Как быстро настроить UFW и открыть нужные порты в Ubuntu

В двух словах: включите UFW, заранее разрешив SSH, установите политику deny incoming / allow outgoing и откройте только нужные порты командой sudo ufw allow <порт/протокол>. Ниже — готовая пошаговая инструкция с практическими примерами.

Базовая настройка и включение

  1. Установите (если нужно) и проверьте статус:
sudo apt update
sudo apt install ufw
sudo ufw status verbose
  1. Разрешите SSH прежде чем включать UFW, чтобы не потерять доступ:
sudo ufw allow OpenSSH
# или явно
sudo ufw allow 22/tcp
  1. Установите политику по умолчанию и включите:
sudo ufw default deny incoming
sudo ufw default allow outgoing
sudo ufw enable
sudo ufw status verbose

Эта конфигурация подойдёт для сервера: блокируются все входящие соединения, разрешается исходящий трафик.

Никогда не отключайте UFW на продакшене без замены на другой механизм (например, cloud‑firewall) или fail2ban.

Включите логирование для отладки: sudo ufw logging on — логи пишутся в /var/log/ufw.log.

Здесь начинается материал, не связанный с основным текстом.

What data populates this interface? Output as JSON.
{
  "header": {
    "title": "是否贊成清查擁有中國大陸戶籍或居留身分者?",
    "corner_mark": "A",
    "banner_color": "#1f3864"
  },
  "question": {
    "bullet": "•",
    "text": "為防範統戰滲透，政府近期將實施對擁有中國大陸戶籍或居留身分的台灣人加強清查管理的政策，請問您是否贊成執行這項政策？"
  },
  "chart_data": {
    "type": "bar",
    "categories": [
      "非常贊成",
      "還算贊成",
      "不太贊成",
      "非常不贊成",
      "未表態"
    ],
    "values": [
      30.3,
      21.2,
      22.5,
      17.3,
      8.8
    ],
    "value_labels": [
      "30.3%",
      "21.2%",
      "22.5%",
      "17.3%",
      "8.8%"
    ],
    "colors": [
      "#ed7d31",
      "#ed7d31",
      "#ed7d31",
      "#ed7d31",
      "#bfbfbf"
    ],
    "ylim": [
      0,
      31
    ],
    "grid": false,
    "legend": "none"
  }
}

Как открыть нужные порты — практические примеры

UFW понимает сервисы из профилей (/etc/ufw/applications.d) и порты:

  • Веб‑серверы:
sudo ufw allow 80/tcp    # HTTP
sudo ufw allow 443/tcp   # HTTPS
# или по профилю:
sudo ufw allow 'Nginx Full'
  • SSH с ограничением по IP:
sudo ufw allow from 203.0.113.0/24 to any port 22 proto tcp
  • База данных только для локальной сети:
sudo ufw allow from 192.168.1.0/24 to any port 3306 proto tcp
  • Игровые сервера или нестандартные порты:
sudo ufw allow 25565/udp

Проверка списка правил:

sudo ufw status numbered

Удаление правила по номеру:

sudo ufw delete <номер>

Продвинутые настройки и интеграция

  • Ограничение SSH от брутфорса:
sudo ufw limit OpenSSH

Это временно блокирует IP после серии неудачных попыток.

  • Интеграция с fail2ban: установите fail2ban и включите работу с UFW в /etc/fail2ban/jail.local для автоматической блокировки злоумышленников.
  • Docker: по умолчанию Docker обходит UFW (меняет iptables). Решение — править /etc/ufw/before.rules или управлять правилами через Docker‑сеть вручную.

Отладка и тестирование

  • Логи: sudo tail -f /var/log/ufw.log
  • Тест соединения локально: telnet localhost 80 или nc -zv your-ip 22
  • Список сервисов: sudo ufw app list
  • Перезагрузить правила: sudo ufw reload
  • Сброс (внимательно): sudo ufw reset

Частые ошибки

  • Включили UFW без разрешённого SSH — потеря доступа.
  • Открыли порт без ограничения по IP для базы данных.
  • Не учли Docker: правила кажутся применёнными, но трафик проходит мимо.
  • Отключили UFW в продакшене без запасной защиты.

FAQ

  • Нужно ли включать UFW на десктопе? Да, если вы запускаете сервисы или подключаетесь к публичной сети — те же принципы.
  • Как вернуть правило, если ошибся? Используйте sudo ufw status numbered и sudo ufw delete <номер>.
  • Как разрешить диапазон портов? sudo ufw allow 10000:20000/tcp.

Для продакшена комбинируйте UFW с fail2ban, AppArmor и автоматическими обновлениями — это даст практичную многоуровневую защиту. Тестируйте изменения на тестовой машине перед применением в бою.